Great write-up! I work at another femtech company and will share this with some of my colleagues. 

Three thoughts/comments:
1. Clue is very focused on period dates (being a period tracker) and doesn't have very accurate ovulation data. Therefore, cyclical changes in metrics that are affected by ovulation rather than by period will look dimmer due to differences between the length of peoples' Luteal phase.  E.g. the BBT signal would probably be much sharper if the x axis was "days relative to ovulation" rather than "days relative to period", since the temperature change is being caused by hormonal changes at ovulation rather than at the period.

2. On sleep tracking, many of my colleagues track their sleep with the Oura ring and have noticed that their sleep is reported in the Oura app as being significantly worse during their Luteal phase (the phase between Ovulation and Period).

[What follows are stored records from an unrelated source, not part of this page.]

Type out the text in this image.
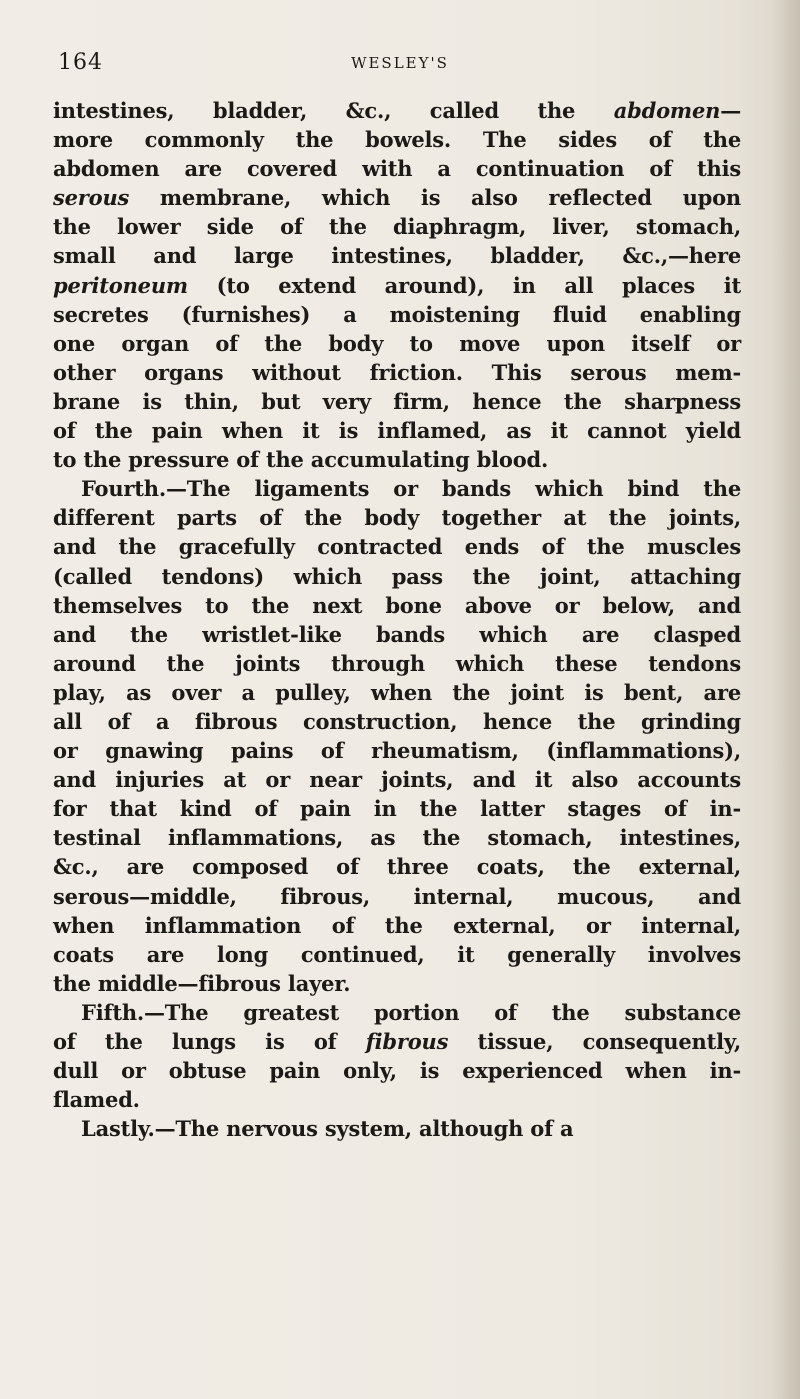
164	WESLEY'S
intestines, bladder, &c., called the abdomen—
more commonly the bowels. The sides of the
abdomen are covered with a continuation of this
serous membrane, which is also reflected upon
the lower side of the diaphragm, liver, stomach,
small and large intestines, bladder, &c.,—here
peritoneum (to extend around), in all places it
secretes (furnishes) a moistening fluid enabling
one organ of the body to move upon itself or
other organs without friction. This serous mem-
brane is thin, but very firm, hence the sharpness
of the pain when it is inflamed, as it cannot yield
to the pressure of the accumulating blood.
Fourth.—The ligaments or bands which bind the
different parts of the body together at the joints,
and the gracefully contracted ends of the muscles
(called tendons) which pass the joint, attaching
themselves to the next bone above or below, and
and the wristlet-like bands which are clasped
around the joints through which these tendons
play, as over a pulley, when the joint is bent, are
all of a fibrous construction, hence the grinding
or gnawing pains of rheumatism, (inflammations),
and injuries at or near joints, and it also accounts
for that kind of pain in the latter stages of in-
testinal inflammations, as the stomach, intestines,
&c., are composed of three coats, the external,
serous—middle, fibrous, internal, mucous, and
when inflammation of the external, or internal,
coats are long continued, it generally involves
the middle—fibrous layer.
Fifth.—The greatest portion of the substance
of the lungs is of fibrous tissue, consequently,
dull or obtuse pain only, is experienced when in-
flamed.
Lastly.—The nervous system, although of a
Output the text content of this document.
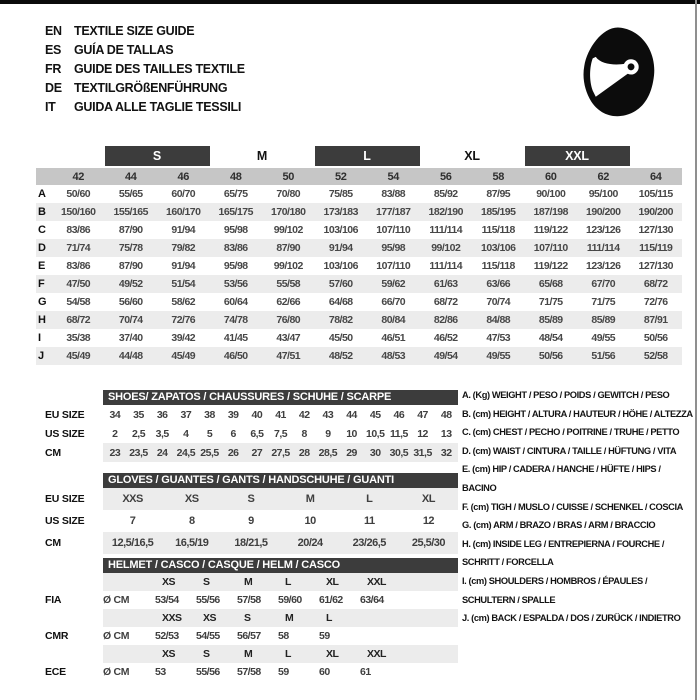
EN TEXTILE SIZE GUIDE
ES	GUÍA DE TALLAS
FR	GUIDE DES TAILLES TEXTILE
DE TEXTILGRÖßENFÜHRUNG
IT	GUIDA ALLE TAGLIE TESSILI
S	M	L	XL	XXL
42	44	46	48	50	52	54	56	58	60	62	64
A	50/60	55/65	60/70	65/75	70/80	75/85	83/88	85/92	87/95	90/100	95/100	105/115
B	150/160	155/165	160/170	165/175	170/180	173/183	177/187	182/190	185/195	187/198	190/200	190/200
C	83/86	87/90	91/94	95/98	99/102	103/106	107/110	111/114	115/118	119/122	123/126	127/130
D	71/74	75/78	79/82	83/86	87/90	91/94	95/98	99/102	103/106	107/110	111/114	115/119
E	83/86	87/90	91/94	95/98	99/102	103/106	107/110	111/114	115/118	119/122	123/126	127/130
F	47/50	49/52	51/54	53/56	55/58	57/60	59/62	61/63	63/66	65/68	67/70	68/72
G	54/58	56/60	58/62	60/64	62/66	64/68	66/70	68/72	70/74	71/75	71/75	72/76
H	68/72	70/74	72/76	74/78	76/80	78/82	80/84	82/86	84/88	85/89	85/89	87/91
I	35/38	37/40	39/42	41/45	43/47	45/50	46/51	46/52	47/53	48/54	49/55	50/56
J	45/49	44/48	45/49	46/50	47/51	48/52	48/53	49/54	49/55	50/56	51/56	52/58
SHOES/ ZAPATOS / CHAUSSURES / SCHUHE / SCARPE
EU SIZE	34	35	36	37	38	39	40	41	42	43	44	45	46	47	48
US SIZE	2	2,5	3,5	4	5	6	6,5	7,5	8	9	10 10,5 11,5 12	13
CM	23 23,5 24 24,5 25,5 26	27 27,5 28 28,5 29	30 30,5 31,5 32
GLOVES / GUANTES / GANTS / HANDSCHUHE / GUANTI
EU SIZE	XXS	XS	S	M	L	XL
US SIZE	7	8	9	10	11	12
CM	12,5/16,5	16,5/19	18/21,5	20/24	23/26,5	25,5/30
HELMET / CASCO / CASQUE / HELM / CASCO
XS	S	M	L	XL	XXL
FIA	Ø CM	53/54	55/56	57/58	59/60	61/62	63/64
XXS	XS	S	M	L
CMR	Ø CM	52/53	54/55	56/57	58	59
XS	S	M	L	XL	XXL
ECE	Ø CM	53	55/56	57/58	59	60	61
A. (Kg) WEIGHT / PESO / POIDS / GEWITCH / PESO
B. (cm) HEIGHT / ALTURA / HAUTEUR / HÖHE / ALTEZZA
C. (cm) CHEST / PECHO / POITRINE / TRUHE / PETTO
D. (cm) WAIST / CINTURA / TAILLE / HÜFTUNG / VITA
E. (cm) HIP / CADERA / HANCHE / HÜFTE / HIPS / BACINO
F. (cm) TIGH / MUSLO / CUISSE / SCHENKEL / COSCIA
G. (cm) ARM / BRAZO / BRAS / ARM / BRACCIO
H. (cm) INSIDE LEG / ENTREPIERNA / FOURCHE / SCHRITT / FORCELLA
I. (cm) SHOULDERS / HOMBROS / ÉPAULES / SCHULTERN / SPALLE
J. (cm) BACK / ESPALDA / DOS / ZURÜCK / INDIETRO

Turns out this was not due to actual worse sleep, but due to Oura measuring their temperature and picking up on the BBT rise after ovulation. Oura assumed that higher temperatures = worse sleep (in general probably true, but only useful for people without menstrual cycles). Just something to watch out for — surprisingly many products still aren't designed to work properly for 50% of their potential users.

3. Echoing what remizidae says: although these patterns show up with enough data, only a few of them are usable on individuals. I've looked at trying to apply predictive models for several of these metrics on individuals and it's very rare that you get anything that feels more accurate than pure noise. The only exceptions are the really physical ones such as heart rate and temperature.